* * *
Кресты Колымские. Устье Колымы. Река удивительно широка и спокойна. Ни всплеска, ни волн.
Здесь впервые в этом году я увидел зеленые лиственницы. И вообще зелень. А в тундре еще бурая трава.
Пронзительно зеленый цвет. Деревьев немного. Они в основном в ложбине.
Вот и для меня наступает весна. А в Москве уже давно лето.
Нас довезли на старом грузовике до большой избы. Вот вам гостиница.
Старуха приняла нас довольно любезно и мужчин поселила в угловую комнату.
В шесть утра нас разбудят. А пока мы прорвались в столовую (она чуть не закрылась по случаю субботы) и, наевшись, разбрелись по поселку.

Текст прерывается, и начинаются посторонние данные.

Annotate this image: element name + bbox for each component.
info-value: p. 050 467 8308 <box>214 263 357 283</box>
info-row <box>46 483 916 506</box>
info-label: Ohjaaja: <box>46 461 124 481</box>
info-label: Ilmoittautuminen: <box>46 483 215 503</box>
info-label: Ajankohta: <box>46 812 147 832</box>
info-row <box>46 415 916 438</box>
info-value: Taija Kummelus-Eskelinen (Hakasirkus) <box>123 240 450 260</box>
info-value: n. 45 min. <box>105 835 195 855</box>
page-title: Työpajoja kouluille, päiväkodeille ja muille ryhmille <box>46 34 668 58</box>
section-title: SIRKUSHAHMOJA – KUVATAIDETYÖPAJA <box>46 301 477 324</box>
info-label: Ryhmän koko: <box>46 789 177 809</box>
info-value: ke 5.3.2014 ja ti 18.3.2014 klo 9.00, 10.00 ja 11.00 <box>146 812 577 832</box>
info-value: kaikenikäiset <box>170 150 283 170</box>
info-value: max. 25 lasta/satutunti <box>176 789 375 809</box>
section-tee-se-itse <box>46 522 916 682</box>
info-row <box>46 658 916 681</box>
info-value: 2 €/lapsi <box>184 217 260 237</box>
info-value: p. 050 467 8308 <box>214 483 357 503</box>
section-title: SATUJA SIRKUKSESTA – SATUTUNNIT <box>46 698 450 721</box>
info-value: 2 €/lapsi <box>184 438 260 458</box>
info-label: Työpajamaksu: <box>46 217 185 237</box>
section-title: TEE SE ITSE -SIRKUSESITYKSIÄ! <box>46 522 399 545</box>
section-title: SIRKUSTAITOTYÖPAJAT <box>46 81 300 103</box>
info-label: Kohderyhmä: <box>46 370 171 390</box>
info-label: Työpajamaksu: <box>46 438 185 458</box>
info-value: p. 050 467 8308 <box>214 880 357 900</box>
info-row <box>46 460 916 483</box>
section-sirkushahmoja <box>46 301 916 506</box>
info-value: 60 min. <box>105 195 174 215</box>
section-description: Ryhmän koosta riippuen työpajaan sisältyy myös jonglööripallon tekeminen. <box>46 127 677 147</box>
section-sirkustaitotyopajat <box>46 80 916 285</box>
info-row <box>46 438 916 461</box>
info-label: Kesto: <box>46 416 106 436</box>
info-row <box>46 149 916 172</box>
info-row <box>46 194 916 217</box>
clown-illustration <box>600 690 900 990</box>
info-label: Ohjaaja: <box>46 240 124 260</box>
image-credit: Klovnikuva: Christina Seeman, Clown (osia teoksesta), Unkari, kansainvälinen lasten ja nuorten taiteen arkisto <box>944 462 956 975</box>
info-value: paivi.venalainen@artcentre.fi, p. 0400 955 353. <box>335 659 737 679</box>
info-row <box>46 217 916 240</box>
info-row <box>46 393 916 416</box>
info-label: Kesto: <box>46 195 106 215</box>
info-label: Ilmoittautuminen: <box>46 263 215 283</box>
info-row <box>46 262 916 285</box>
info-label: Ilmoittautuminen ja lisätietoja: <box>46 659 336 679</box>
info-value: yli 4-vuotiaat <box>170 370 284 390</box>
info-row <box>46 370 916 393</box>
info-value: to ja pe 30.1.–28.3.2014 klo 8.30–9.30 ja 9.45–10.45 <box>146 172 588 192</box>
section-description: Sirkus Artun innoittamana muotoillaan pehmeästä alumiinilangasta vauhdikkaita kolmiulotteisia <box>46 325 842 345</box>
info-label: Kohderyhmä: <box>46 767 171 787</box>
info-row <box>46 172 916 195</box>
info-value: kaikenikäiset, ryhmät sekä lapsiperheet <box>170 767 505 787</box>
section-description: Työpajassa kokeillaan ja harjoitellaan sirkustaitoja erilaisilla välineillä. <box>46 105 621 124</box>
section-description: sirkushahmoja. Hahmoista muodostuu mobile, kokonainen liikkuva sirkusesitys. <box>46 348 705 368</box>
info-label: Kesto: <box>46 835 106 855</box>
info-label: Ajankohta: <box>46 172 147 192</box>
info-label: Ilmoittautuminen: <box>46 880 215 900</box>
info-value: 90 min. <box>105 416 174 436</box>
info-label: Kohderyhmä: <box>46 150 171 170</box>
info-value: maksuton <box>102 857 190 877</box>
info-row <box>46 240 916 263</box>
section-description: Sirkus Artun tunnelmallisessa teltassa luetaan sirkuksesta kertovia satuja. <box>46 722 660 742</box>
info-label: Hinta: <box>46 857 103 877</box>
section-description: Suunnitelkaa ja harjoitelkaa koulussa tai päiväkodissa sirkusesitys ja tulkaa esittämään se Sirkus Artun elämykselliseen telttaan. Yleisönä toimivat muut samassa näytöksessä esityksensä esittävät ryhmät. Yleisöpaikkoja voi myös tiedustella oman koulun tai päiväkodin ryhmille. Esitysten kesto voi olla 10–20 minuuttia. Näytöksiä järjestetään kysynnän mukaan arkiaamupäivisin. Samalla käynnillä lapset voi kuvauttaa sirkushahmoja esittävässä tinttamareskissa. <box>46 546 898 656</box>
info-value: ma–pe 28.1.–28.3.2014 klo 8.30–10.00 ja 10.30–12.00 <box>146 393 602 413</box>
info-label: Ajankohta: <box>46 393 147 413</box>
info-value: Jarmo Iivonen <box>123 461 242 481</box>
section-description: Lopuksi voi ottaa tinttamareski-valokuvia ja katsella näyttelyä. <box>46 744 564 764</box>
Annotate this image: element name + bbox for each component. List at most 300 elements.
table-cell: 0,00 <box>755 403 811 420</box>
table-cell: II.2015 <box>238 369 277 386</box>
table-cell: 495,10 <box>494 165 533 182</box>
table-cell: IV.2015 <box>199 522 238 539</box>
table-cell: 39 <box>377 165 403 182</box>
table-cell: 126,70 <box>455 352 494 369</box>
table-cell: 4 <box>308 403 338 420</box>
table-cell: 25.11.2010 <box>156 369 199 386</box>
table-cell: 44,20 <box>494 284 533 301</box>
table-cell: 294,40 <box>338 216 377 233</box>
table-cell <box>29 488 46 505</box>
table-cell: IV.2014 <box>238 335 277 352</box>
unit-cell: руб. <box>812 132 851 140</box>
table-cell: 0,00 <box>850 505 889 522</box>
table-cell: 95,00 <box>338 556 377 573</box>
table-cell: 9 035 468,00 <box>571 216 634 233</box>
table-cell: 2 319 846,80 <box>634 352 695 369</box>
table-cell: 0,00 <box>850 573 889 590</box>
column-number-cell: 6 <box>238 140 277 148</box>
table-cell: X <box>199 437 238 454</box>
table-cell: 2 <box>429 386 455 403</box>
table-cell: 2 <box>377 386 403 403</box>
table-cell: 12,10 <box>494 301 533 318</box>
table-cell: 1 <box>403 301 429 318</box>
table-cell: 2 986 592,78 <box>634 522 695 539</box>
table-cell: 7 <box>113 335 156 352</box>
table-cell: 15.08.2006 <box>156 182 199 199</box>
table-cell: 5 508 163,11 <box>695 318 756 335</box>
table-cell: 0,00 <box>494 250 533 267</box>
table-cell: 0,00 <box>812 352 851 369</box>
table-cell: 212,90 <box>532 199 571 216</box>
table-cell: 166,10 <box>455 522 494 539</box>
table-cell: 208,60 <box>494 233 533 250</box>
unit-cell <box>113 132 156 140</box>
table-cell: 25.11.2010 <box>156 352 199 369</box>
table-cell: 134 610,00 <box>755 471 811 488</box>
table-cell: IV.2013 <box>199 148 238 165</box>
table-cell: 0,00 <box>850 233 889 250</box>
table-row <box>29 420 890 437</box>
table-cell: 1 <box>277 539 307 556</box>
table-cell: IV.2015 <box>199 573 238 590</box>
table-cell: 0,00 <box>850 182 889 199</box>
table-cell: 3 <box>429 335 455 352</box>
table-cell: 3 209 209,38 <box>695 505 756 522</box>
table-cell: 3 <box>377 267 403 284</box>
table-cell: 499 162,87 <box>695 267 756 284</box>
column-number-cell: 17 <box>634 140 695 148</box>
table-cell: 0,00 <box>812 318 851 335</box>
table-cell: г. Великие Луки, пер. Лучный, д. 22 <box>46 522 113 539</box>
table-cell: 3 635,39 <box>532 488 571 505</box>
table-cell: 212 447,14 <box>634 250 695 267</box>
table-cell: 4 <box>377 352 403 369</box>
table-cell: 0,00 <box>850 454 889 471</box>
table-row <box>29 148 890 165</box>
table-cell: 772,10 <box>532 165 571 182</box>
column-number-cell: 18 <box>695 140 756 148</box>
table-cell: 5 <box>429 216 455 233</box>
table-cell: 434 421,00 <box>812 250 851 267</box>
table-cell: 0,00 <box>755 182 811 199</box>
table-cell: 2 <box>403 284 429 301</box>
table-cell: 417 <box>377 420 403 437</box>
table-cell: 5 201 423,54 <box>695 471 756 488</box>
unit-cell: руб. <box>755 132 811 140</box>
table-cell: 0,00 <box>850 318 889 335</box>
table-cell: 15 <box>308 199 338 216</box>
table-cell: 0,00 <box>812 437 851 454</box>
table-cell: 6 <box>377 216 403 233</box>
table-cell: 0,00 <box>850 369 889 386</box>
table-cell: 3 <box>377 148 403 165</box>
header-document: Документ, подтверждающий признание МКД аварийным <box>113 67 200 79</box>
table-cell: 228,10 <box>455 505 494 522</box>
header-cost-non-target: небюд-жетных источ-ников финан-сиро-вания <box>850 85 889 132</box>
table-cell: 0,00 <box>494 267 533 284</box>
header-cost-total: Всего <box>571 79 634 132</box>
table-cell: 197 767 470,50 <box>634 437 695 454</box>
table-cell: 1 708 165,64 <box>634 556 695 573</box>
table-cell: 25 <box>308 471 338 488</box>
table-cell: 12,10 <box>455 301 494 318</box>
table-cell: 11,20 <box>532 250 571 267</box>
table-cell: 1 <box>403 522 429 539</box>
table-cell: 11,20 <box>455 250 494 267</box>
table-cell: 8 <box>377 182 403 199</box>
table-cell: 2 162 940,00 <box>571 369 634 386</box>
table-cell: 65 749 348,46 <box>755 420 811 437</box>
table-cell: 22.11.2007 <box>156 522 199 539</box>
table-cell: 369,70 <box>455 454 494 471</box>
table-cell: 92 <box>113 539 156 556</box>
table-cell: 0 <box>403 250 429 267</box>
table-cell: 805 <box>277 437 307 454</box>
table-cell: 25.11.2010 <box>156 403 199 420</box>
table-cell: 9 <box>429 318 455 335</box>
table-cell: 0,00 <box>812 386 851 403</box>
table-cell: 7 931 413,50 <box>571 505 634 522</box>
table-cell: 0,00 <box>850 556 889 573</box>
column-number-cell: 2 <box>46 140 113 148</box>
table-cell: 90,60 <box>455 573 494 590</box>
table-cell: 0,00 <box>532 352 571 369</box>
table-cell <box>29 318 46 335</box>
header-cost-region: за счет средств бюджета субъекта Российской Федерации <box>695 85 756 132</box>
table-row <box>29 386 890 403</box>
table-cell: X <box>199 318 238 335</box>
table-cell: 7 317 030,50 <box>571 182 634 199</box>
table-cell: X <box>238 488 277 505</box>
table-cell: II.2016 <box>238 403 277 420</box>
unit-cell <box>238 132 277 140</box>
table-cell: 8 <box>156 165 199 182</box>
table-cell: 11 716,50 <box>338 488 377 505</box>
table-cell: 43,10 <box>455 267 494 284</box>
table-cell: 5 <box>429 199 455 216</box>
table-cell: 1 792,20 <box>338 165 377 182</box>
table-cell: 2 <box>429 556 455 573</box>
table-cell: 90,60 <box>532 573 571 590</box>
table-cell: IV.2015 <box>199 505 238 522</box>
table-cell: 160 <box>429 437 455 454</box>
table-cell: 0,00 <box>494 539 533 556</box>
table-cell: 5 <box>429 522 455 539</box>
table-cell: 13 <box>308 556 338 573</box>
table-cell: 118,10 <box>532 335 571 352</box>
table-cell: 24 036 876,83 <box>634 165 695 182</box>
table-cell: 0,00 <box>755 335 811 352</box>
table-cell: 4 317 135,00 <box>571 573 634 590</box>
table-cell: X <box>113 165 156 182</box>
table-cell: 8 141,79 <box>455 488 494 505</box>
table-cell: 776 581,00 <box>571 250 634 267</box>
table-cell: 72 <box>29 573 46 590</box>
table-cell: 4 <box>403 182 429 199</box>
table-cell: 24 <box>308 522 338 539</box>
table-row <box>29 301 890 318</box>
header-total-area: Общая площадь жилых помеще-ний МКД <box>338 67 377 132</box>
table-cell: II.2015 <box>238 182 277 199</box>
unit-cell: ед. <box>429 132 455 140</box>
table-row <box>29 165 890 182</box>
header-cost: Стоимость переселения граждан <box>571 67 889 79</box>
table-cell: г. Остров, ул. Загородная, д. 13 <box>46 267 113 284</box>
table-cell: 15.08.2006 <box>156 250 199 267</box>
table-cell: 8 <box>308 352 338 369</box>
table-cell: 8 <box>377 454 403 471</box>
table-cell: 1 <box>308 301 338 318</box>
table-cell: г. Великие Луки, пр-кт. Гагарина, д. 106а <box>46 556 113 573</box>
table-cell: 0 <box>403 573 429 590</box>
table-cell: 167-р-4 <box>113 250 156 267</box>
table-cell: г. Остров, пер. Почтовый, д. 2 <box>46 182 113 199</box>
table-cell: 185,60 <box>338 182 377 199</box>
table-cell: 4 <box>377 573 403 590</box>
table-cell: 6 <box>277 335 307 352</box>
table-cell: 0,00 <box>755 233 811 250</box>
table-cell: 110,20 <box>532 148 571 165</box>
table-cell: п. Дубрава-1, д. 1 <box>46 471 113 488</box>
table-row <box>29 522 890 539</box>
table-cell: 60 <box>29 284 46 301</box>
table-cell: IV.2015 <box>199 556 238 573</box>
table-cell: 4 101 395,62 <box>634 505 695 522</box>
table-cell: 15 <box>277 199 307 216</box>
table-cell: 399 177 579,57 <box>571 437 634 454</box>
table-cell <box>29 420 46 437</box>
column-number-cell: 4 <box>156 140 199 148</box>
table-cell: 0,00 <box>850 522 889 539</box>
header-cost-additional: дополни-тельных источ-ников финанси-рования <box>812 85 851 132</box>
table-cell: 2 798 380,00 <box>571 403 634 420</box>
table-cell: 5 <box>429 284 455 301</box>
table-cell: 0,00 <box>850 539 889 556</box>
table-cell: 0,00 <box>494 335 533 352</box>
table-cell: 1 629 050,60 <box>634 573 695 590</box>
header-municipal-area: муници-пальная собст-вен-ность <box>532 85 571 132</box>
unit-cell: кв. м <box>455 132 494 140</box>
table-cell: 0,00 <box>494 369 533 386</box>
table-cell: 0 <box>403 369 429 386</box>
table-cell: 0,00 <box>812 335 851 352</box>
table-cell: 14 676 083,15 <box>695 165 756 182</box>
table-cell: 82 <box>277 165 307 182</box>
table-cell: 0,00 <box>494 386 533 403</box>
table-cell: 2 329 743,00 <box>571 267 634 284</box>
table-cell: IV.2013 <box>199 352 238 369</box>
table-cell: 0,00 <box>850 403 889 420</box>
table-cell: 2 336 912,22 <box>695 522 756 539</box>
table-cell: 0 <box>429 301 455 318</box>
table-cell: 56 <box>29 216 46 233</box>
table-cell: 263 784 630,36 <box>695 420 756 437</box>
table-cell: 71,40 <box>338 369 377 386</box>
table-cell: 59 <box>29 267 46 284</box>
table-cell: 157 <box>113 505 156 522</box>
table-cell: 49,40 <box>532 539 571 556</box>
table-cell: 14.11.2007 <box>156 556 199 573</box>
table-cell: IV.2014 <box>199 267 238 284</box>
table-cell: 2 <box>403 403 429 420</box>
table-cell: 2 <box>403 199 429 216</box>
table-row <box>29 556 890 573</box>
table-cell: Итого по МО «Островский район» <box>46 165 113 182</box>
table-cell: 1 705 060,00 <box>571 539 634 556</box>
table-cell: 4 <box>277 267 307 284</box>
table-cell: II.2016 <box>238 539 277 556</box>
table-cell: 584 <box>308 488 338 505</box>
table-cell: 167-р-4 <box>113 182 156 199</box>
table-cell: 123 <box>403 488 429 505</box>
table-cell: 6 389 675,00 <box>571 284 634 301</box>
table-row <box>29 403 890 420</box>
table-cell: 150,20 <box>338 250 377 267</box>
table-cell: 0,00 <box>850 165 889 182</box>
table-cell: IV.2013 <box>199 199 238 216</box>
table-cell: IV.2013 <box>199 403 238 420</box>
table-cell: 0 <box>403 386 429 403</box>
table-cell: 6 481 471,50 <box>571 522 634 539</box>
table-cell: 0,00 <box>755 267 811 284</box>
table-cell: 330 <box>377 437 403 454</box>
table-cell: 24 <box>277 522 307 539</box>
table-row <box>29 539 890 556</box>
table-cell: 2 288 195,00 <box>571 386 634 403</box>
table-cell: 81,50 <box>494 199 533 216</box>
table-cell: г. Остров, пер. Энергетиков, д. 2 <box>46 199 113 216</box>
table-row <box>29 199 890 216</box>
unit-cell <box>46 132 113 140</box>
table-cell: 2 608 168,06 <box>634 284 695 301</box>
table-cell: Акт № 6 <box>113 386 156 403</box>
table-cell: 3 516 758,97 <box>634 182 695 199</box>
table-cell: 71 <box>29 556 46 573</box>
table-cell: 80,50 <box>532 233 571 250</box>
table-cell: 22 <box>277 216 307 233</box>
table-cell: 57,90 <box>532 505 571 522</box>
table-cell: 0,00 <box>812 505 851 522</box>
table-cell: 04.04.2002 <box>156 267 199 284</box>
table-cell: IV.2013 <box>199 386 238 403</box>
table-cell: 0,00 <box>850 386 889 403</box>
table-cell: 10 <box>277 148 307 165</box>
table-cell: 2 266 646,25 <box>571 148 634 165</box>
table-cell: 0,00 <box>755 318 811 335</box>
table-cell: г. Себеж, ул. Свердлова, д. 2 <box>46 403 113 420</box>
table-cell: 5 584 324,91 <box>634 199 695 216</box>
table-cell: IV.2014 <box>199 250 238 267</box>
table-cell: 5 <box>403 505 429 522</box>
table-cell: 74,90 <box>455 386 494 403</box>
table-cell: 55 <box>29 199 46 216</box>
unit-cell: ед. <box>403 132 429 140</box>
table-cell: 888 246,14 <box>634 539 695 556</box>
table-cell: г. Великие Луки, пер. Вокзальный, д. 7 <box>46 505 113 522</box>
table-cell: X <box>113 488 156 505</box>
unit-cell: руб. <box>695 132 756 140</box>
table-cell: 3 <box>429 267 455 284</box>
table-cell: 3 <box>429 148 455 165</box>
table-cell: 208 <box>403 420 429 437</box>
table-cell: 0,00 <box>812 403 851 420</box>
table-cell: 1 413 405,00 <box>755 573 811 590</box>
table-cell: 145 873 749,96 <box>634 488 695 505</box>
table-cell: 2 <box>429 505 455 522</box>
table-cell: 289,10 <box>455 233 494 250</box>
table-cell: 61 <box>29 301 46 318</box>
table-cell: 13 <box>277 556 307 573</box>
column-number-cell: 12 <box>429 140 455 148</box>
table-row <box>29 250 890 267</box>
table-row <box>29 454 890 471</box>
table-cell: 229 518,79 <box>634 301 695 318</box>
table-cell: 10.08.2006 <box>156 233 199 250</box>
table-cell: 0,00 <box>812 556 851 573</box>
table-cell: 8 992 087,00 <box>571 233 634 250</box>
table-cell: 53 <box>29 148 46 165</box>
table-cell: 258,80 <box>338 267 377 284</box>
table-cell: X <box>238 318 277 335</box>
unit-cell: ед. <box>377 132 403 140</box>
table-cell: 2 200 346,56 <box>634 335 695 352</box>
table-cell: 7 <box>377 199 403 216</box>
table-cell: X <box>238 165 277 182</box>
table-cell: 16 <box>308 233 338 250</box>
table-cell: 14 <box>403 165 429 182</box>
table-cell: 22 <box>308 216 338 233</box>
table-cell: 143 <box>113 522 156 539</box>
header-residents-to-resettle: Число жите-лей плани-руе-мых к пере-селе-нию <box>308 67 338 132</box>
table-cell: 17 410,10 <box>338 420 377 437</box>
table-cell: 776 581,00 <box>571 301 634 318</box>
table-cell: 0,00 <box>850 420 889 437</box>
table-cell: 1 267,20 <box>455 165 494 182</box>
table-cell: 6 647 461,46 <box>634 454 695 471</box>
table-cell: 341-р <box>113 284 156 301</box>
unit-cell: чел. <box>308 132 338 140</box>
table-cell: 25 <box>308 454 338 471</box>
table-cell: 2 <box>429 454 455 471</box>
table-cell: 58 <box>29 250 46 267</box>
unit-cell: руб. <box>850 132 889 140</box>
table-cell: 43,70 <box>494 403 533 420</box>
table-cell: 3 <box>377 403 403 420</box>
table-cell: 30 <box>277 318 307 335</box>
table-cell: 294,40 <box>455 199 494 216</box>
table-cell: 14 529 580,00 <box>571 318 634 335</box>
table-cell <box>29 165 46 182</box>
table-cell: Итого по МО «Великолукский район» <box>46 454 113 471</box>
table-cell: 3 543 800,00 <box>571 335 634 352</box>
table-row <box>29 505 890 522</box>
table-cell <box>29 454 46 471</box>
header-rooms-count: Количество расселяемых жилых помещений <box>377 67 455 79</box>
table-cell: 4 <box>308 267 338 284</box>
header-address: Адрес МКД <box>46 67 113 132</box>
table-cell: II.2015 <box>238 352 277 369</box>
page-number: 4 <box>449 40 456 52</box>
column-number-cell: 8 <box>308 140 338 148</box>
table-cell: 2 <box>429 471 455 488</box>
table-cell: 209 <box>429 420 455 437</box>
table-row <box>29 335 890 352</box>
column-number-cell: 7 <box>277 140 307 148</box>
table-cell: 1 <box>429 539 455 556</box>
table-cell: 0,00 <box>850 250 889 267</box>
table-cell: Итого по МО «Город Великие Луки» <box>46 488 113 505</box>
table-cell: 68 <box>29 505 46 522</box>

Я прошел вниз на пристань, где днем (то есть в рабочее время) готовятся к встрече океанских пароходов. Они приходят помятые и изломанные и отдыхают на Колыме. А пока их нет.
Далеко-далеко другой берег. Низкий, серо-зеленоватый. А вдоль нашего берега пробирается моторка.
Запах свежей древесины. Запах рыбы.
Когда я проходил мимо клуба (там весь поселок - приехали артисты из Магадана), шли девушки, - шли по грязи в лаковых туфлях на толстом каблуке, в тонких чулках, - и пели:
И навеки нам стала близкою величавая Ангара.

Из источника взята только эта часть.